I see little things like this picture and I just suddenly realise how much I ache with missing Emmet. I want a little boy in my arms to look at this and smile and think off.
I miss both my babies but it’s hardest knowing that Emmet should be here in my arms right now. Just over 7 months old.
His was the only tiny tiny perfect little body I saw, and his was the only pregnancy out of the two I ever tentatively started to embrace. I briefly imagined a future with Emmet but I never dared with Reá. I was too terrified to get involved. I had just dared to love my first little flame before they were ripped away and I cut myself off from my second pregnancy almost completely.
I regret that now, deeply. But I was surviving. When I look back and feel disparaging towards myself I am reminded once again to be gentle with myself. Miscarriages are trauma. And they are loss. For me the deepest loss I have ever experienced, and I would never wish it on anyone. I would throw every life lesson I have learnt from my losses for one more second with my babies.
While Reás loss in some ways hit me emotionally the hardest, I spent the most time with Emmet, his loss was by far the most difficult thing I have ever experienced physically despite a lifetime of physical illness; and it having been a fully natural miscarriage.

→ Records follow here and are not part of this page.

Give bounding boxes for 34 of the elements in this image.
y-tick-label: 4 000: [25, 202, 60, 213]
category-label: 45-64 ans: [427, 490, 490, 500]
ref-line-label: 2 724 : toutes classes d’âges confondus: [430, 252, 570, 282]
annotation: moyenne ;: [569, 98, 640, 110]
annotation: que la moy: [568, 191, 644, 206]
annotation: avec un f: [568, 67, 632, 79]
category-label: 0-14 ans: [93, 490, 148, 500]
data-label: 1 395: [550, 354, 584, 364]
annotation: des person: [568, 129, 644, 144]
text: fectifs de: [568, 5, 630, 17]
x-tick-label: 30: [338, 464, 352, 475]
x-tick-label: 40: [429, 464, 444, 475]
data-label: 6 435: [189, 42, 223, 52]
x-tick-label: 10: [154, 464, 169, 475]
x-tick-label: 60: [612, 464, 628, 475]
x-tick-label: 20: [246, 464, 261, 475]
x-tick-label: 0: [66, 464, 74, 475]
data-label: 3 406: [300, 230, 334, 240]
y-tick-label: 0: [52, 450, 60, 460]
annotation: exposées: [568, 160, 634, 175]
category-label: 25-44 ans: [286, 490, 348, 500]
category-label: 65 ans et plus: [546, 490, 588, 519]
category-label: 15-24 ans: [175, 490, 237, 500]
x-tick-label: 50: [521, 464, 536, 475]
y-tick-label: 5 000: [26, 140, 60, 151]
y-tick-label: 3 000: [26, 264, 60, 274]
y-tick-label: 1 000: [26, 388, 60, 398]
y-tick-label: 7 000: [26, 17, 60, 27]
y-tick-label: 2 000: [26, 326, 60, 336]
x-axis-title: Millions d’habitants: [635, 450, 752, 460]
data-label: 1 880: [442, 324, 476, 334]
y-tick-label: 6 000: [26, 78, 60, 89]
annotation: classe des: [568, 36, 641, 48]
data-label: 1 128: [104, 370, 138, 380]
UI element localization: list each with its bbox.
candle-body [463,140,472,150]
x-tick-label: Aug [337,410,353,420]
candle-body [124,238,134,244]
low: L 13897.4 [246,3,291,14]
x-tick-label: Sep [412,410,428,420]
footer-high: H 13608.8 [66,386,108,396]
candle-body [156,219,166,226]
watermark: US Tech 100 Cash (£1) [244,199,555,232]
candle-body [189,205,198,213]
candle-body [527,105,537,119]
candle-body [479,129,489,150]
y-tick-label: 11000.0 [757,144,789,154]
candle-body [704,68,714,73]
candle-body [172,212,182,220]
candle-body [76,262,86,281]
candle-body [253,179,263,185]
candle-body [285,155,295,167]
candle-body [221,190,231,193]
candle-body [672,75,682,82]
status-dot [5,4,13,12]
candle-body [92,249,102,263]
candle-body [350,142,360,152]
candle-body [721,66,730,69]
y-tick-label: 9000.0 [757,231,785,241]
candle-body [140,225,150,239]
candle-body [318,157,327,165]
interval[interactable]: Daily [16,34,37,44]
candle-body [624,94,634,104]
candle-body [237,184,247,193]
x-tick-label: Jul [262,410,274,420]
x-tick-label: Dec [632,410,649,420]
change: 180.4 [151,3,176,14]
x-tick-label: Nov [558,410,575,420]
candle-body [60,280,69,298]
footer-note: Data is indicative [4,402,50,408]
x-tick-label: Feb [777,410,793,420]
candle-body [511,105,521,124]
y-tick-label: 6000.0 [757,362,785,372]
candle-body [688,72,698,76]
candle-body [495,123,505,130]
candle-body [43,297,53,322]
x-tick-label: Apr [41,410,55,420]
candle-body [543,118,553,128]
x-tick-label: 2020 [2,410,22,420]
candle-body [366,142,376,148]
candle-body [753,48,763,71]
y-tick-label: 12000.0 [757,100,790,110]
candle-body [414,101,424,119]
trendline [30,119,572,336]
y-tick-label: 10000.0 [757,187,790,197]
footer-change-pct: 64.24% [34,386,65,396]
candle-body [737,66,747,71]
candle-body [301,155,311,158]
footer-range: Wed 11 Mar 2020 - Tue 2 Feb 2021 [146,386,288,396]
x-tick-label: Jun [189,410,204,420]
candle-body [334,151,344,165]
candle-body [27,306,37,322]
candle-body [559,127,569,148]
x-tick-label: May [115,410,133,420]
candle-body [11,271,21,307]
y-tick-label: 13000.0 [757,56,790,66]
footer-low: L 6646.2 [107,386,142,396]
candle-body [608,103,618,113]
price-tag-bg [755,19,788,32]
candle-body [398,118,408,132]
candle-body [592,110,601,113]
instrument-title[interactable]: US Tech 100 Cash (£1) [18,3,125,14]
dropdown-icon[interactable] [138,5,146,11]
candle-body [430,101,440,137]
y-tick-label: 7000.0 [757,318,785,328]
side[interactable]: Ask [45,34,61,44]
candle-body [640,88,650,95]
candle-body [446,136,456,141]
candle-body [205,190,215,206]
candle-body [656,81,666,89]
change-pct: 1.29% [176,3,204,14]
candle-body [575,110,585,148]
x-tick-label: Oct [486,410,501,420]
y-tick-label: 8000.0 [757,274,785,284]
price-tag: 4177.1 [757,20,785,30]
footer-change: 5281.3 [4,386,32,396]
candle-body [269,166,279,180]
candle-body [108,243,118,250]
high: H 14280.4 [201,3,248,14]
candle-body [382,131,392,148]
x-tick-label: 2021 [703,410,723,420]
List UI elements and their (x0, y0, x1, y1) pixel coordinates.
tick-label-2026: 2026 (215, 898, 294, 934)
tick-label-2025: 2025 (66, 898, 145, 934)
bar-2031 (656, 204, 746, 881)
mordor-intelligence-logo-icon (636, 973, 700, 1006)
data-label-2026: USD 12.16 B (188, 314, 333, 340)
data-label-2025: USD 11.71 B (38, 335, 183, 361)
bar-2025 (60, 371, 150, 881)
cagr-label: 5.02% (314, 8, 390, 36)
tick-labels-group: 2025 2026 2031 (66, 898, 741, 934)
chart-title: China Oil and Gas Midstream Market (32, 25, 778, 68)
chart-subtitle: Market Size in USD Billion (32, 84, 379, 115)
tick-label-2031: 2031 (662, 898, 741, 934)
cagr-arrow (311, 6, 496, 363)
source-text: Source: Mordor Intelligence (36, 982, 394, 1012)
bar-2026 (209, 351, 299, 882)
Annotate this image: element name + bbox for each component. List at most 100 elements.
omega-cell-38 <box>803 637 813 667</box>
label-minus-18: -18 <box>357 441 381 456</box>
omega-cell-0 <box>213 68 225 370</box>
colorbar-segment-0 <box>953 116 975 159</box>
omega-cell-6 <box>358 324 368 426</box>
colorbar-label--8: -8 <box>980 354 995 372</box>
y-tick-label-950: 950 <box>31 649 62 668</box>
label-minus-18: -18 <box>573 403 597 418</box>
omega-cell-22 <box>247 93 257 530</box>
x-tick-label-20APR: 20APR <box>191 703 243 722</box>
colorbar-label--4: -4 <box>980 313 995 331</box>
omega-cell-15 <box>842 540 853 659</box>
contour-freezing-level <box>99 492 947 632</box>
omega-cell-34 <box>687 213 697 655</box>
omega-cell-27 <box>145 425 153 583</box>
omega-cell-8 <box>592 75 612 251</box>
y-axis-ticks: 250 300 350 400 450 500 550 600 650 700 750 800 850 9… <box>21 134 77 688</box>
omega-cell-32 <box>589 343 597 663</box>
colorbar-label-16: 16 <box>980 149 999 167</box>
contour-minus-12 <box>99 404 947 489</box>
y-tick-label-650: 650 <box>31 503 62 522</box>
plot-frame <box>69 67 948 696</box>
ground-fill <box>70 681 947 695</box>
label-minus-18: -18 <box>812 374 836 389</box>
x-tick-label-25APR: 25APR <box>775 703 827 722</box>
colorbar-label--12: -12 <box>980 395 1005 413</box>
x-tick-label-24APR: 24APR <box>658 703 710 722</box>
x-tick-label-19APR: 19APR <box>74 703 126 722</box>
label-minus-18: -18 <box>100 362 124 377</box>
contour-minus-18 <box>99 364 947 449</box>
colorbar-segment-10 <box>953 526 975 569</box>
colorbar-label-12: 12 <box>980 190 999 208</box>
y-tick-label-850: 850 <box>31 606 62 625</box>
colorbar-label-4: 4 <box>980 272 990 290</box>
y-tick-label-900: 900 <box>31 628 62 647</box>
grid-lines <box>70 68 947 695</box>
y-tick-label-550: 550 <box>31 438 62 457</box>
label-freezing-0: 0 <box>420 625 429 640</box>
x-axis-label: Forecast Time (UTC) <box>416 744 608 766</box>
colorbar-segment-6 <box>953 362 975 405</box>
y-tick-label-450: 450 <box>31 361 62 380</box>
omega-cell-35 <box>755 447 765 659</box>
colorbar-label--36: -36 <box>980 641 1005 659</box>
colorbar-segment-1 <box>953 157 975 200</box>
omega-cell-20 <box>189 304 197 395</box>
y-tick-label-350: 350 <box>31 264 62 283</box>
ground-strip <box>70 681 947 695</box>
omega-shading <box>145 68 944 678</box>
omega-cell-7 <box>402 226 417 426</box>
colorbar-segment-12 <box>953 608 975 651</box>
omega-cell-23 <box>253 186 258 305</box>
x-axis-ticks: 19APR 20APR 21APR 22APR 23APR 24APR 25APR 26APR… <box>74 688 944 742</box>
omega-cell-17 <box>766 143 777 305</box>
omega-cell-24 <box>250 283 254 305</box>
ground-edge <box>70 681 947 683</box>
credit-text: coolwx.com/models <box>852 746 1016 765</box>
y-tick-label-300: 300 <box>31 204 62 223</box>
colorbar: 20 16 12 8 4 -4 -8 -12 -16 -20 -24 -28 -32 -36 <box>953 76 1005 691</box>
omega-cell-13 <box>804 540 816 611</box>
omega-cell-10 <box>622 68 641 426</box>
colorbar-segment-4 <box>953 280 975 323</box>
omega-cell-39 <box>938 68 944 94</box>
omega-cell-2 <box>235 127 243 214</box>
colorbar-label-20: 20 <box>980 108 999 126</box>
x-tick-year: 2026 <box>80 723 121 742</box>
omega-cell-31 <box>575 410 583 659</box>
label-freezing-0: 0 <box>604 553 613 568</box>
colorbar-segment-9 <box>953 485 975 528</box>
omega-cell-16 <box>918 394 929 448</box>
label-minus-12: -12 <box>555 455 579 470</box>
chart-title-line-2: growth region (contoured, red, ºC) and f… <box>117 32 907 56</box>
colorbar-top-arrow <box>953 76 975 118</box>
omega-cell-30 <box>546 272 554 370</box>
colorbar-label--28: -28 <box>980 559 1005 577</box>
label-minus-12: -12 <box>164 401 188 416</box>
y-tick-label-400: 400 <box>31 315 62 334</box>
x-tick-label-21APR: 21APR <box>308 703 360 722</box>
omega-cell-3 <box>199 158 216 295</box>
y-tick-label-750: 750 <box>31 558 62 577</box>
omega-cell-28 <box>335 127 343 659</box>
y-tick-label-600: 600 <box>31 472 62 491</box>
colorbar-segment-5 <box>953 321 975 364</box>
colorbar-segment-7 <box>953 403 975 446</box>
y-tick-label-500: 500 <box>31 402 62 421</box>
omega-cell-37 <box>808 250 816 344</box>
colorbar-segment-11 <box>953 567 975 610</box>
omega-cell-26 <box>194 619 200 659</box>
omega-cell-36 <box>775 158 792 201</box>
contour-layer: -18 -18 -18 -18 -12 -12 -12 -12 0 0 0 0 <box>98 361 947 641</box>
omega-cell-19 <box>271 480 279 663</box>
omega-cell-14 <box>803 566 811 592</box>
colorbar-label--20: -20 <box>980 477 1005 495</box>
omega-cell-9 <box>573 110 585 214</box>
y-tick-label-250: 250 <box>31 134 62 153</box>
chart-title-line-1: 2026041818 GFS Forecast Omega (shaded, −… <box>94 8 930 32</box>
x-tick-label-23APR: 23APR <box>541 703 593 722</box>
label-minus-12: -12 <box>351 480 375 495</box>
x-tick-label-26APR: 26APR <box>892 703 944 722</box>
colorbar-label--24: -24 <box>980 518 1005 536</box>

I miss them both so god damn much it takes my breath away.
I absolutely ache to try again but also there is an gnawing, stabbing terror in the pit of my soul at the idea. I know that after my second loss, and the tailspin it sent me in, that right now another loss would be catastrophic. And I say another loss, because I honestly struggle to see myself with a living baby now. I try. I am really trying. But the only experience I have of motherhood is losses that have torn me right open.
It’s just a pipe dream really, having a biological child, and I know it. My body can make babies. Just not healthy ones.
In truth I am vividly aware if how very unlikely breaking the first trimester hurdle is for my body, especially in its current state. More than one of my conditions come with increased risk of miscarriage, especially early on, and then it’s still a genetic minefield if we reach full term.
I have researched and read books and asked in forums. There is screw all research being done on Ehlers-Danlos and pregnancy. And what little information there is honestly scares the living daylights out of me.
Either nobody can or will say for sure the real risk levels associated with Ehlers Danlos syndrome type three- other than that my kids will get it.
My genetic testing was re organised by the hospital so I am still waiting and honestly capping myself over it, but if it is a confirmation of classical or type one Ehlers-Danlos then my chances are even less. It has a 100% inheritance rate, although it is a spectrum disorder.
Mine is particularly severe if it is type three, and reasonable severity if is is classical/type one.
I await answers. If nothing else, even though I have made peace with our choice not to try for biological children, or at least I am trying too.
I don’t know if I will ever be able to close that chapter of my life until there is a child in my arms for good, or then again I may spend a life with what ifs in my heart.
This testing is full as much about getting the answers I need to have better informed treatment, as it is about finally knowing for sure. It doesn’t matter what the statistics tell me I need this proof. Solid and indisputable.
I don’t know what the emotional fall out is going to be. But I know I need to know.